Jiao Y, Okumiya T, Saibara T, Tsubosaki E, Matsumura H, Park K, Sugimoto K, Kageoka T, Sasaki M
Department of Clinical Laboratory Medicine, Kochi Medical School, Nankoku Japan.
Clin Biochem. 1998 Mar;31(2):59-65. doi: 10.1016/s0009-9120(97)00164-1.
To establish and estimate an enzymatic measurement of creatine in erythrocytes as an index of the erythrocyte life time.
The measurement of creatine in erythrocytes was performed using an enzymatic assay kit that was developed for serum and urine creatine. An erythrocyte sample was subjected to creatine measurement after hemolysis and deproteinization. Performance of the method for creatine measurement in erythrocytes was estimated. Effects of age and gender on the creatine content of erythrocytes were also estimated in 305 normal subjects.

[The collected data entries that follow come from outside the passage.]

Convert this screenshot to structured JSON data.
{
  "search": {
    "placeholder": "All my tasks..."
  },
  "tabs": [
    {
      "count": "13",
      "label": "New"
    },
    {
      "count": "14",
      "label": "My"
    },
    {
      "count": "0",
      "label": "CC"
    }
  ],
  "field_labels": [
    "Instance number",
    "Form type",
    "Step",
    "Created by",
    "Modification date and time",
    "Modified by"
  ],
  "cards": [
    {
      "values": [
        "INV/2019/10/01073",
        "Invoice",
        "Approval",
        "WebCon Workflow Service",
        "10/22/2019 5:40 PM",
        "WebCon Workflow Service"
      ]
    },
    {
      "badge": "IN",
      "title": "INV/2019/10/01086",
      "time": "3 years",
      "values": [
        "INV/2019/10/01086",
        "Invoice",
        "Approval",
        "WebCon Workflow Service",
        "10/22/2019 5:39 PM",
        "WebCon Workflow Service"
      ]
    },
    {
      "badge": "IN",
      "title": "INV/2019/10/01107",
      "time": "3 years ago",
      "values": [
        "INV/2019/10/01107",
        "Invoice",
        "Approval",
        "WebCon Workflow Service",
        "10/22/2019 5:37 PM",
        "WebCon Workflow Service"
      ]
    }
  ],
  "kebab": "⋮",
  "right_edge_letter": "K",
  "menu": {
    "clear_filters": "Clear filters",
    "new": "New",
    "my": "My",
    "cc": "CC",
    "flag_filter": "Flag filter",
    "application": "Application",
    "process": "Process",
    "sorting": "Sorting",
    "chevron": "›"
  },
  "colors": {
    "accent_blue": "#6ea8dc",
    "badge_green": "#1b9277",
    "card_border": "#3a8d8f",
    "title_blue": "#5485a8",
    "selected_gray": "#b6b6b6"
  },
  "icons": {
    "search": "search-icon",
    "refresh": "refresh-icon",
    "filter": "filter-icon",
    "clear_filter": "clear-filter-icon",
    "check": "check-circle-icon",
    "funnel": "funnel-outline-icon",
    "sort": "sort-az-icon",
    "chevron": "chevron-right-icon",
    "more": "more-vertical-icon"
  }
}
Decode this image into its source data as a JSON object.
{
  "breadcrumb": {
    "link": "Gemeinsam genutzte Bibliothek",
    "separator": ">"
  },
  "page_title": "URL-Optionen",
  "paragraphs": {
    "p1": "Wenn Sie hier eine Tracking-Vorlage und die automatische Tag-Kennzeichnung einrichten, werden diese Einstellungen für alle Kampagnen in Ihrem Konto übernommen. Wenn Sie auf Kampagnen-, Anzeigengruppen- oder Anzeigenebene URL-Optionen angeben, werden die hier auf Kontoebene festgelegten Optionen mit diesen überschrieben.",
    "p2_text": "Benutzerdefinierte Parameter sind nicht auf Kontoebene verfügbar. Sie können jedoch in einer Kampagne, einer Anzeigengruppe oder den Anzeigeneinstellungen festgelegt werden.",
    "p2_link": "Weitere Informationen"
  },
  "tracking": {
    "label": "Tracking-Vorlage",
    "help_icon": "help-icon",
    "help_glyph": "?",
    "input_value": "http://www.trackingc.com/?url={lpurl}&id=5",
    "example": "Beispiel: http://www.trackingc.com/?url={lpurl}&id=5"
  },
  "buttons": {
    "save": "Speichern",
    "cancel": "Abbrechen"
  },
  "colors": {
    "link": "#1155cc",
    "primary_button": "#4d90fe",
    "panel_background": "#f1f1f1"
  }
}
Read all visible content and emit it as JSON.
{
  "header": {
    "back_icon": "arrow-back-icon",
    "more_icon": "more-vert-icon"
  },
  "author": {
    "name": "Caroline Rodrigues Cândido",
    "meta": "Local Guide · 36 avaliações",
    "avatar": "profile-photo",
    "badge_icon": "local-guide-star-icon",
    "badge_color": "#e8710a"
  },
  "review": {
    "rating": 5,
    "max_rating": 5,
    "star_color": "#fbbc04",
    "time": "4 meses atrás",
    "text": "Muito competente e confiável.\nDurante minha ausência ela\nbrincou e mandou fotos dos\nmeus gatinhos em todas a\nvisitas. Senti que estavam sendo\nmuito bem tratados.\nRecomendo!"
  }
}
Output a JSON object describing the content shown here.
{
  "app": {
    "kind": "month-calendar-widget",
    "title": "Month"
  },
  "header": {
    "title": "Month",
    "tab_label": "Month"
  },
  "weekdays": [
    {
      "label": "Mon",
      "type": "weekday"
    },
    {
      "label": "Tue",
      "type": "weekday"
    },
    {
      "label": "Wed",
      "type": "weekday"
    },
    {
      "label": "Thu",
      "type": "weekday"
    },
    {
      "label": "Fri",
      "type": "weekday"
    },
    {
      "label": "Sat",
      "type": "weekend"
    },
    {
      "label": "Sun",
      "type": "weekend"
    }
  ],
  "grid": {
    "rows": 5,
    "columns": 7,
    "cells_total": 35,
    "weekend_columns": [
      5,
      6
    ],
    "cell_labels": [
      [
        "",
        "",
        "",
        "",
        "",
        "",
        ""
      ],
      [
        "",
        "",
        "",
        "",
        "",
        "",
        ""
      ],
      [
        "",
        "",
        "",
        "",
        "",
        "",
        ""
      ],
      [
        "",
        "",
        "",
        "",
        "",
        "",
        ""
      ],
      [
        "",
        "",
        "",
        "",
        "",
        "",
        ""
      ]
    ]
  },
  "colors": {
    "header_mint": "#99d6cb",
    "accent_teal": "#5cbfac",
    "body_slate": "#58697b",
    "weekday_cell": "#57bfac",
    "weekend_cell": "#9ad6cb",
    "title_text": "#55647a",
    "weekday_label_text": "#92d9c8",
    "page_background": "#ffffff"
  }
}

The method showed within-run CVs varying from 0.7 to 1.0% (n = 20), and between-day CVs from 1.3 to 1.7% (15 days). Good linearity was observed at least up to 1000 mumol/L as creatine value in hemolyzed sample. The analytical recovery was calculated to be 98.1 +/- 1.3% on average. No considerable interference by various substances, including guanidino compounds and amino acids, with the assay was observed. Excellent correlation was observed between the present method and high performance liquid chromatography. With the unit of mumol/g Hb: slope, 1.034 +/- 0.003 (mean +/- SD); intercept, -0.059 +/- 0.012 (mean +/- SD); correlation coefficient, 0.9996; and Sy.x, 0.069. With the unit of mumol/L RBC: slope, 1.033 +/- 0.003 (mean +/- SD); intercept, -18.23 +/- 3.55 (mean +/- SD); correlation coefficient 0.9996; and Sy.x, 20.40. A significant increase in erythrocyte creatine was observed in females aged 11- to 50 years old as compared with males in the corresponding age bracket, however, a gender difference was not observed in other age bracket. This finding suggests the possibility of a slight decrease in the erythrocyte life time due to menstruation in females.
This study showed that the present method is favorable for quantifying erythrocyte creatine, and has analytical characteristics suitable for routine work in clinical laboratories.
建立并评估一种测定红细胞中肌酸的酶法,以此作为红细胞寿命的指标。
使用一种为血清和尿肌酸开发的酶分析试剂盒来测定红细胞中的肌酸。红细胞样本经溶血和去蛋白处理后进行肌酸测定。评估该方法测定红细胞中肌酸的性能。还在305名正常受试者中评估了年龄和性别对红细胞肌酸含量的影响。
该方法批内变异系数(CV)为0.7%至1.0%(n = 20),批间变异系数为1.3%至1.7%(15天)。在溶血样本中,肌酸值至少在1000 μmol/L时呈现良好的线性关系。分析回收率平均计算为98.1±1.3%。未观察到包括胍基化合物和氨基酸在内的各种物质对该测定有明显干扰。该方法与高效液相色谱法之间观察到极好的相关性。以μmol/g Hb为单位:斜率为1.034±0.003(均值±标准差);截距为 -0.059±0.012(均值±标准差);相关系数为0.9996;标准估计误差(Sy.x)为0.069。以μmol/L RBC为单位:斜率为1.033±0.003(均值±标准差);截距为 -18.23±3.55(均值±标准差);相关系数为0.9996;标准估计误差(Sy.x)为20.40。与相应年龄组的男性相比,11至50岁女性的红细胞肌酸显著增加,然而,在其他年龄组未观察到性别差异。这一发现提示女性可能因月经导致红细胞寿命略有缩短。
本研究表明,该方法有利于定量红细胞肌酸,且具有适合临床实验室常规工作的分析特性。